Guillaume Eyssartier

Avatar du membre
Messages : 3510
Enregistré le : 24 juin 2008, 19:51

Message par Guillaume Eyssartier »
Petit complément en fonction des message arrivés entre temps :

JC écrivait :
"l'espèce" est un des rangs le plus précis de cette taxonomie,"
Hummm... je ne sais pas bien ce que tu veux dire par là, mais c'est très loin d'être le cas. Il est même probable que le rang d'espèce soit le moins précis de la taxinomie. Les notions d'espèces sont légions, à tel point que nombre de systématiciens plaident pour sa disparition pure et simple au profit de ce qui s'appelle les "UTO" pour "unité taxinomique opérationnelle", concept déjà fréquemment utilisé chez les bactéries. Sans aller jusque-là, il est certain que la notion d'espèce est une notion qui ne peut être que floue étant donné ce que l'on connaît des processus de spéciation.
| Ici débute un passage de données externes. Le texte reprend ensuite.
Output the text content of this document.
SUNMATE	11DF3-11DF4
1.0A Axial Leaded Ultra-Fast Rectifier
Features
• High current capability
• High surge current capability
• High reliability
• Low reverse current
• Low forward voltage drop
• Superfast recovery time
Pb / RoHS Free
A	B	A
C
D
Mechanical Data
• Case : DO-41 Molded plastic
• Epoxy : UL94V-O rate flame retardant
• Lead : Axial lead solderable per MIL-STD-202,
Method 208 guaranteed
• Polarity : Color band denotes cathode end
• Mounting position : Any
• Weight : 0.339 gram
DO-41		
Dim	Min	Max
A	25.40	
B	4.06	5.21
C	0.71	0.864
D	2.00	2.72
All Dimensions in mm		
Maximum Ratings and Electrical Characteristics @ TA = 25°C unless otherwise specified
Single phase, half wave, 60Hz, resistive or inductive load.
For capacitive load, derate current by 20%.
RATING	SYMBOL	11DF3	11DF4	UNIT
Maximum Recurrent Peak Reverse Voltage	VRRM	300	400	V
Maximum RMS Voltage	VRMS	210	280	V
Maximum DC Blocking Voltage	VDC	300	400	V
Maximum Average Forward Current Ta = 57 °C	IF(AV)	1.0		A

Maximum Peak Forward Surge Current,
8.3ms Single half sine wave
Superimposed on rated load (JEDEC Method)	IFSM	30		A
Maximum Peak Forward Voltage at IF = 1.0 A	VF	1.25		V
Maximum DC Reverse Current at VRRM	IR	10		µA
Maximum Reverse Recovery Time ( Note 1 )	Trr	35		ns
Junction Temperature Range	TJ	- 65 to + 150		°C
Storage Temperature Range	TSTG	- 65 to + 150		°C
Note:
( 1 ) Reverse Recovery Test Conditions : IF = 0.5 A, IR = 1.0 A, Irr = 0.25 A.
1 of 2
La plus opérationnelle (ce qui ne veut pas dire que c'est celle qui rend le mieux compte de la réalité de l'évolution des espèces) est, pour moi, celle qui combine à la fois une différenciation phénotypique et une partition phylogénétique, mais force est de constater qu'elle ne fonctionne pas toujours.
Un autre facteur est aussi le fait que ces variations soient isolées des populations initiales pour éviter les échanges génétiques avec elles et vraiment pouvoir devenir une espèce en tant que telle, mais il faut quand même résonner à des pas de temps très grands qui dépassent de loin une vie humaine.
Ça, ce n'est pas vrai : non seulement les spéciations peuvent se faire à des échelles de temps très courtes, de l'ordre d'une génération, mais aussi elles peuvent apparaître sur des espèces non géographiquement séparées (on parle alors de spéciation sympatrique).
Pour un même génome, il existe possiblement déjà une infinité de possibilité donc au sein d'une espèce n'en parlons pas...
Bien entendu et c'est là tout le champ de recherche, entre autres, de l'épigénétique. Mais ces phénomènes sont connus et sont, autant que faire se peut, analysés et pris en compte dans les reconstructions phylogénétiques.

Andgelo écrivait :
Mais actuellement, en particulier pour les genres bien débrouillés, je commence à avoir le sentiment que beaucoup de var. ou f. d'ont plus vraiment de légitimité maintenant.
C'est certain ! Mais cela ne dit rien sur celles que nous décrirons demain ;-)
Par exemple, au jour d'aujourd'hui (j'aime bien cette formule :grandsourire: ), est-ce erroné si je ne tiens pas compte des var. ou f. suivantes car elles sont bien trop caduques et que toutes les variations entre elles et le type sont possibles ou presque ? Je pense à Armillaria cepistipes f. pseudobulbosa, les variations de la couleur du voile de muscaria, Russula violeipes f. citrina, Entoloma araneosum var. fulvostrigosum, Lactarius blennius f. virescens, pour n'en citer que quelques-uns.
Ce sont des questions auxquelles je ne sais pas répondre... même si je pense comme toi, à savoir que beaucoup d'entre elles ne sont pas justifiées. Mais il faut tester ces hypothèses pour en être sûr (dans les cas que tu donnes, je pense que nous n'aurons pas beaucoup de surprises, et je pense que certaines ont d'ailleurs déjà été testées).
Sans oublier - on se répète mais bon - les formes albiniques ont-elles obligées d'être publiées en ALBA-UM. Ce serait contre-scientifique de les considérer comme juste des individus albinos (je suppose qu'il leur manque juste les pigments) ; et au lieu de chercher à les mettre dans une petite case var ou f, les rentrer dans une plus grosse, celle de l'espèce.
Même chose, je ne sais pas répondre... est-ce que ce sont véritablement des formes albiniques dans tous les cas ? Qui aurait cru que le Tricholoma sulphureum des épicéas à mycélium blanc était une espèce bien distincte de sulphureum ? Qui aurait pensé que Tricholoma pardinum var. filamentosum était tellement génétiquement distinct de pardinum qu'il pouvait être considéré comme une espèce à part entière ? Qui aurait pensé qu'il y avait autant d'espèces dans les Calochroi, espèces que l'on sait aujourd'hui distingué parce que des mycologues sont passé outre les commentaires de ceux qui leur affirmait que c'était couper les cheveux en quatre que de les distinguer ? Etc.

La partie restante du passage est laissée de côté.